Pooling doctors’ diagnoses could improve accuracy
It’s estimated that about 12 million people in the U.S. are misdiagnosed in outpatient care every year.
And that’s a very conservative estimate, according to Harvard T.H. Chan School of Public Health’s Michael Barnett.
Now, a new study led by Barnett, assistant professor of health policy and management, suggests that pooling the diagnoses of multiple physicians into ranked lists, facilitated by online tools, could help improve diagnostic accuracy. In resource-rich settings, the use of smartphones and the internet could potentially enable group diagnoses in near real-time, say the authors. But even in low-resource settings where paper and pencil are the norm, diagnostic accuracy could potentially be improved by using collective intelligence.
The study was published in JAMA Network Open.

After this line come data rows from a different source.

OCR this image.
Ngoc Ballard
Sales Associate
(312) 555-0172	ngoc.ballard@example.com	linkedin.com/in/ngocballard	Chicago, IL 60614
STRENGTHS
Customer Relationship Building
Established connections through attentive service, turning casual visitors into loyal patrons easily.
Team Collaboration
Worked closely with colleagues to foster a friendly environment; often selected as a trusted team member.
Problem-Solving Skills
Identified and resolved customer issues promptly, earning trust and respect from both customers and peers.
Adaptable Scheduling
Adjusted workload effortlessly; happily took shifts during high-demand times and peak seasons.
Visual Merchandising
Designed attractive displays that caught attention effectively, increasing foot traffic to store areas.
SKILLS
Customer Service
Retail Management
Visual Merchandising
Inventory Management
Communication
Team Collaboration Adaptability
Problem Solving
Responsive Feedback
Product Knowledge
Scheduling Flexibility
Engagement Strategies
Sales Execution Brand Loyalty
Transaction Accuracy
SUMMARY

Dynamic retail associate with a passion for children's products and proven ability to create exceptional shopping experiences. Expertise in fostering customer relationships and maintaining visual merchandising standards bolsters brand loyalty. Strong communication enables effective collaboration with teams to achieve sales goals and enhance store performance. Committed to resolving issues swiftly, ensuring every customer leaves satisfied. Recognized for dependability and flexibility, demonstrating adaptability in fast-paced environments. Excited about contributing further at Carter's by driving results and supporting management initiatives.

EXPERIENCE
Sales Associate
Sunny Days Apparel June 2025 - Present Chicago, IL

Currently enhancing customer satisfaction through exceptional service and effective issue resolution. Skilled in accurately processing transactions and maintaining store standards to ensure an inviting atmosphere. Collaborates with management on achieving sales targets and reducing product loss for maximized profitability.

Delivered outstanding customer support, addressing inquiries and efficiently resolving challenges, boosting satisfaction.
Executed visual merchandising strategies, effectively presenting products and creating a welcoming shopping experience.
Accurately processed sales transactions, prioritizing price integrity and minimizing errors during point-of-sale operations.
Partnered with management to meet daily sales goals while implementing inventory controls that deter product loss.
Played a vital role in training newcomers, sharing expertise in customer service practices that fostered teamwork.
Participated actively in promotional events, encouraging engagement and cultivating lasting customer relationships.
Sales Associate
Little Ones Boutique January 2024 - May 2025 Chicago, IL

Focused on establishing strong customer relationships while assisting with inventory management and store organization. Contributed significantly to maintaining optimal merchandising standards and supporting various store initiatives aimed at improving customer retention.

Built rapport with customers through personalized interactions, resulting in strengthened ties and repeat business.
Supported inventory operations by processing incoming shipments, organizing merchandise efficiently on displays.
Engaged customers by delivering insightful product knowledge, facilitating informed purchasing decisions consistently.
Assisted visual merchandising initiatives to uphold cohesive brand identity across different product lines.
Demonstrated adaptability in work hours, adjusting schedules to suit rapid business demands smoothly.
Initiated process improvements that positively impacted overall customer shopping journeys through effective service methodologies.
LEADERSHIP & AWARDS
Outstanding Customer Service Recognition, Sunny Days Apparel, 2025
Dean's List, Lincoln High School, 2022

For centuries the prevailing model of diagnosis has been for an individual physician to assess a patient and arrive at a diagnosis. One exception is in hospitals, where teams routinely meet to discuss cases. Although collaborative, team-based diagnosis is considered superior to individual diagnoses, there hasn’t been much evidence to prove that that is true.
To test whether combining multiple individuals’ diagnoses, or a “collective intelligence” approach, could improve diagnostic accuracy, Barnett, senior author David Bates, professor in the Department of Health Policy and Management, and colleagues analyzed data from the Human Diagnosis Project (Human Dx), a large online database through which physicians and medical trainees solve user-submitted cases. Participants in the Human Dx community are able to create cases from their own clinical practice with information such as a patient’s medical history, physical exam, and diagnostic test results. Respondents submit a ranked list of possible diagnoses for a case and learn from the Human Dx platform how their answers compared to the final diagnosis.
The new study — the largest to date of “collective intelligence” in medicine — included more than 2,000 physicians and trainees solving more than 1,500 clinical cases. The researchers compared the accuracy of individual physicians or trainees solving cases to the accuracy of pooling together multiple physicians’ diagnoses and picking the highest-ranked collective diagnoses.
The study found that combining multiple diagnoses into a ranked list outperformed individual accuracy even in groups as small as two (62.5 percent versus 75.1 percent accuracy), with accuracy increasing up to groups of nine (85.6 percent accuracy) across a broad range of medical cases and common symptoms such as chest pain or fever. “The magnitude of the increased accuracy with even small teams was surprising,” said Barnett.
The study found that groups even outperformed specialists in solving cases that were matched to the specialist’s are of expertise.
The findings suggest that virtual team-based diagnosis could be an important new tool to tackle the difficult challenge of misdiagnosis, Barnett said. In the U.S. and similar settings, the ability to gather collective intelligence about diagnoses, either online or through another technology, could be a big help in the busy medical world because it could provide superior results with little coordination. “It could also be a cheap way to improve diagnostic accuracy even in low-resource settings, where diagnostic expertise can be hard to come by,” he said.